Multimodality Imaging of Angiogenesis in a Rabbit Atherosclerotic Model by GEBP11 Peptide Targeted Nanoparticles.

Angiogenesis is an important pathological process during progression of plaque formation, which can result in plaque hemorrhage and vulnerability. This study aims to explore non-invasive imaging of angiogenesis in atherosclerotic plaque through magnetic resonance imaging (MRI) and positron emission tomography (PET) by using GEBP11 peptide targeted magnetic iron oxide nanoparticles in a rabbit model of atherosclerosis. The dual-modality imaging probe was constructed by coupling 2, 3-dimercaptosuccinnic acid-coated paramagnetic nanoparticles (DMSA-MNPs) and the PET Ga chelator 1,4,7-triazacyclononane-N, N', N''-triacetic acid (NOTA) to GEBP11 peptide. The atherosclerosis model was induced in New Zealand white rabbits by abdominal aorta balloon de-endothelialization and atherogenic diet for 12 weeks. The plaque areas in abdominal artery were detected by ultrasound imaging and Oil Red O staining. Immunofluorescence staining and Prussian blue staining were applied respectively to investigate the affinity of GEBP11 peptide. MTT and flow cytometric analysis were performed to detect the effects of NGD-MNPs on cell proliferation, cell cycle and apoptosis in Human umbilical vein endothelial cells (HUVECs). MRI and PET imaging of atherosclerotic plaque were carried out at different time points after intravenous injection of nanoparticles.

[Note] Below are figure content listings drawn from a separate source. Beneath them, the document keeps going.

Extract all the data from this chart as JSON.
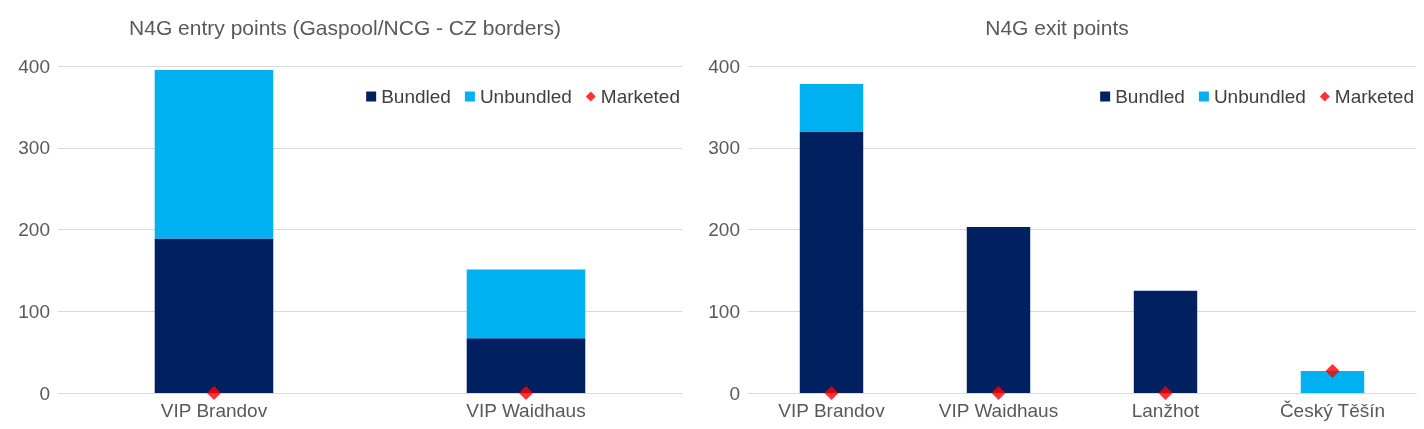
{
  "chart_data": [
    {
      "type": "bar",
      "title": "N4G entry points (Gaspool/NCG - CZ borders)",
      "categories": [
        "VIP Brandov",
        "VIP Waidhaus"
      ],
      "stacked": true,
      "ylim": [
        0,
        400
      ],
      "yticks": [
        0,
        100,
        200,
        300,
        400
      ],
      "grid": "y",
      "legend": "top right",
      "marker": "diamond",
      "series": [
        {
          "name": "Bundled",
          "color": "#002060",
          "values": [
            189,
            67
          ]
        },
        {
          "name": "Unbundled",
          "color": "#00b0f0",
          "values": [
            206,
            84
          ]
        },
        {
          "name": "Marketed",
          "type": "scatter",
          "color": "#ff0000",
          "x": [
            "VIP Brandov",
            "VIP Waidhaus"
          ],
          "values": [
            0,
            0
          ]
        }
      ]
    },
    {
      "type": "bar",
      "title": "N4G exit points",
      "categories": [
        "VIP Brandov",
        "VIP Waidhaus",
        "Lanžhot",
        "Český Těšín"
      ],
      "stacked": true,
      "ylim": [
        0,
        400
      ],
      "yticks": [
        0,
        100,
        200,
        300,
        400
      ],
      "grid": "y",
      "legend": "top right",
      "marker": "diamond",
      "series": [
        {
          "name": "Bundled",
          "color": "#002060",
          "values": [
            320,
            203,
            125,
            0
          ]
        },
        {
          "name": "Unbundled",
          "color": "#00b0f0",
          "values": [
            58,
            0,
            0,
            27
          ]
        },
        {
          "name": "Marketed",
          "type": "scatter",
          "color": "#ff0000",
          "x": [
            "VIP Brandov",
            "VIP Waidhaus",
            "Lanžhot",
            "Český Těšín"
          ],
          "values": [
            0,
            0,
            0,
            27
          ]
        }
      ]
    }
  ]
}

The NGD-MNPs with hydrodynamic diameter of 130.8 nm ± 7.1 nm exhibited good imaging properties, high stability, low immunogenicity and little cytotoxicity. PET/MR imaging revealed that Ga-NGD-MNPs were successfully applied to visualize atherosclerotic plaque angiogenesis in the rabbit abdominal aorta. Prussian blue and CD31 immunohistochemical staining confirmed that NGD-MNPs were well co-localized within the blood vessels' plaques. Ga-NGD-MNPs might be a promising MR and PET dual imaging probe for visualizing the vulnerable plaques.